Syncora Challenges Detroit's New Swaps Settlement

detroit-skyline-bl040113-357.jpg
Cars drive down Grand River Avenue as the General Motors Co. (GM) headquarters building stands in the skyline of Detroit, Michigan, U.S., on Monday, April 1, 2013. U.S. automakers are surging, while Detroit is in such distress that it’s being taken over by the state of Michigan today. Photographer: Jeff Kowalsky/Bloomberg
Jeff Kowalsky/Bloomberg

CHICAGO — Syncora Guarantee Inc. is challenging the one and only settlement Detroit had made in its Chapter 9 bankruptcy, the city's $85 million deal with its interest-rate swap counterparties.

The insurer wraps a chunk of the pension certificates of participation that the swaps hedge, as well as the swaps themselves.

The challenge comes the day after bond insurer Financial Guaranty Insurance Corp. filed its opposition to the city's lawsuit invalidating the COPs.

FGIC wraps $1.1 billion of the COPs, and Syncora insurers $329 million.

Syncora says in its new filing that the revised settlement is materially different than the previous two the city presented — which the court rejected as too costly — and that the bankruptcy court does not have the power to sign off on key provisions of the deal.

The main difference, says Syncora, is that the new settlement leaves out of the deal the service corporations that the city set up in 2005 to issue the $1.5 billion of pension certificates. The city in January sued to repudiate the COPs deal, arguing that the service corporations are in fact sham entities.

Leaving out the service corporations "profoundly" changes the nature of the settlement, Syncora argues. It is the service corporations that have the liens on the city's casino revenues, not the swap counterparties or the city, so they need to be a party to the deal, the insurer says.

"Their absence from the agreement, coupled with the contractual provisions of the collateral agreement, means that the new settlement cannot achieve the goal of freeing up the casino revenues," the insurer argues. Syncora also notes that the deal does not actually terminate the swaps, so that its benefits are not immediately clear.

Detroit says the new deal is key to the city's overall plan of debt adjustment.
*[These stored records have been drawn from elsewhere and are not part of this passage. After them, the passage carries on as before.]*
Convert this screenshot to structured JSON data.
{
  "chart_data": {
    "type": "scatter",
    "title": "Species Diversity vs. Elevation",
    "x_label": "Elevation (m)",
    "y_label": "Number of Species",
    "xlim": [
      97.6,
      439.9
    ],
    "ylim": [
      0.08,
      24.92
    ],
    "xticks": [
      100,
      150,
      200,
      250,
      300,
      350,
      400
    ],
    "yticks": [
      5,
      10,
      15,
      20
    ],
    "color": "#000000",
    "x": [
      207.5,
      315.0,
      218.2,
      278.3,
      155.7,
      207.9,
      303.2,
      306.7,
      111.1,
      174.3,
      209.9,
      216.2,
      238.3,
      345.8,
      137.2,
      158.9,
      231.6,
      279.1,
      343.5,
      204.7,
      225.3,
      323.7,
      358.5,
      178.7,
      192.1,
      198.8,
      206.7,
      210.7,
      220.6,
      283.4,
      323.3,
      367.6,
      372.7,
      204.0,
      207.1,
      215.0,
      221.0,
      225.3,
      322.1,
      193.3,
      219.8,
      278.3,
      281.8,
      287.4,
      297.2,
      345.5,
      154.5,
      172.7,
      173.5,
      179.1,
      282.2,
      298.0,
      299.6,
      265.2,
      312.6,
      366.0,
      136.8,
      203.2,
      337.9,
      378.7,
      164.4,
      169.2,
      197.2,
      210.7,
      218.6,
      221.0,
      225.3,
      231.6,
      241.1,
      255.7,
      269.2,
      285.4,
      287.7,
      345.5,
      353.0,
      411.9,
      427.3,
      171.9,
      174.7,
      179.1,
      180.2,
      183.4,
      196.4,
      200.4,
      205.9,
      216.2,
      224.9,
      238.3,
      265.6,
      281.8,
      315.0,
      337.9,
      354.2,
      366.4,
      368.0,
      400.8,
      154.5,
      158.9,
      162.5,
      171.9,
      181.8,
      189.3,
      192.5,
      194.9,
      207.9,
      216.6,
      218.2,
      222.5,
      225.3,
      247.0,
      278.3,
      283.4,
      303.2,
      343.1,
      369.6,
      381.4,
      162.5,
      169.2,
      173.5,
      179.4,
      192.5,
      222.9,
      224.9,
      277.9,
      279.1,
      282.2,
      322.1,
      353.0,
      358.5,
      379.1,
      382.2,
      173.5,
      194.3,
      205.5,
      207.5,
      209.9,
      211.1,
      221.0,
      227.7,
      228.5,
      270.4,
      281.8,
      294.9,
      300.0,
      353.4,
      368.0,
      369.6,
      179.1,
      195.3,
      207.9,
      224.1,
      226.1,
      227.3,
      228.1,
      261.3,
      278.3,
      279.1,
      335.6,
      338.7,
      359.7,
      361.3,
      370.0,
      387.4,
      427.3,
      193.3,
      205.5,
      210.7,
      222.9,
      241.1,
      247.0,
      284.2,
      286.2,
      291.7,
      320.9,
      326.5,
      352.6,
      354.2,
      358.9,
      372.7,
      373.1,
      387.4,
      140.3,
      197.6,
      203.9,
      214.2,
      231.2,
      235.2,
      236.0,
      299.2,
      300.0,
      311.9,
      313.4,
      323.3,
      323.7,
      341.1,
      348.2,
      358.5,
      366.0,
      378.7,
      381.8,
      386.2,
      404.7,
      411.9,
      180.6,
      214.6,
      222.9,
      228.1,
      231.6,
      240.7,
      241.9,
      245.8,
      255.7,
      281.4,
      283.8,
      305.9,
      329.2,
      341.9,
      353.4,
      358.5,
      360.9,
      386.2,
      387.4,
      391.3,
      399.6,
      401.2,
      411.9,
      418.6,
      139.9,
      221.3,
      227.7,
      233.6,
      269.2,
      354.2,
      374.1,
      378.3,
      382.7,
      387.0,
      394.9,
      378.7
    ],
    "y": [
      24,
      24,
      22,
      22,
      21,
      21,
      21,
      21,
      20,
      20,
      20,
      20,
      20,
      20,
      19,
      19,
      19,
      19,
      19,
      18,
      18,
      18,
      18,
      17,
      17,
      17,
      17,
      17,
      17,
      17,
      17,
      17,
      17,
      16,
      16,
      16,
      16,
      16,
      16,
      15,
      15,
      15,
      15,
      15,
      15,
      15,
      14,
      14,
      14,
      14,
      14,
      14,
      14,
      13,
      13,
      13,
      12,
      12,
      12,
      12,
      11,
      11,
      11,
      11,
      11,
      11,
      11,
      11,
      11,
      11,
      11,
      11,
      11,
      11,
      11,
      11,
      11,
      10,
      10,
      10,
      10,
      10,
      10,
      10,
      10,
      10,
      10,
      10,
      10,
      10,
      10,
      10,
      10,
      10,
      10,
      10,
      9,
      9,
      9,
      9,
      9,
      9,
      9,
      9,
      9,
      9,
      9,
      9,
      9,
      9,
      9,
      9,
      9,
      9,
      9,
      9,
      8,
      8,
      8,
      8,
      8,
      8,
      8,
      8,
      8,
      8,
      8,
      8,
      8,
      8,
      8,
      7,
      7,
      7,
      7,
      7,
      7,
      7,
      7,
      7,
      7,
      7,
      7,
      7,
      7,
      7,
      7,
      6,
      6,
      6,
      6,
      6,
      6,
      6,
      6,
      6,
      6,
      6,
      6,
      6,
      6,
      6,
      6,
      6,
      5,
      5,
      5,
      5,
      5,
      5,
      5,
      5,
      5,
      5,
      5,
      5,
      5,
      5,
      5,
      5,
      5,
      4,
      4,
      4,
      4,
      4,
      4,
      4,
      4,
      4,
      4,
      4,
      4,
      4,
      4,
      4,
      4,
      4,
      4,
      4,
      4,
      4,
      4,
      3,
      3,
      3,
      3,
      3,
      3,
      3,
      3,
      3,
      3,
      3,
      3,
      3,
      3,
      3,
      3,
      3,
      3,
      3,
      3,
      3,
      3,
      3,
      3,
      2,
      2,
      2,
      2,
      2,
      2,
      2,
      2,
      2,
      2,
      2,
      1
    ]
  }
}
The deal calls for the city to pay the two counterparties, UBS AG and Merrill Lynch Capital Services Inc., $85 million in exchange for access to the casino revenues and the banks' approval of the debt adjustment plan.

The banks' approval of the plan would give the city an impaired accepting class, allowing it to pursue a cramdown for the rest of its creditors if necessary.

That provision "does not merely prejudice Syncora — it works an actual alteration to contractual rights Syncora has that cannot be altered without its consent," the insurer argues.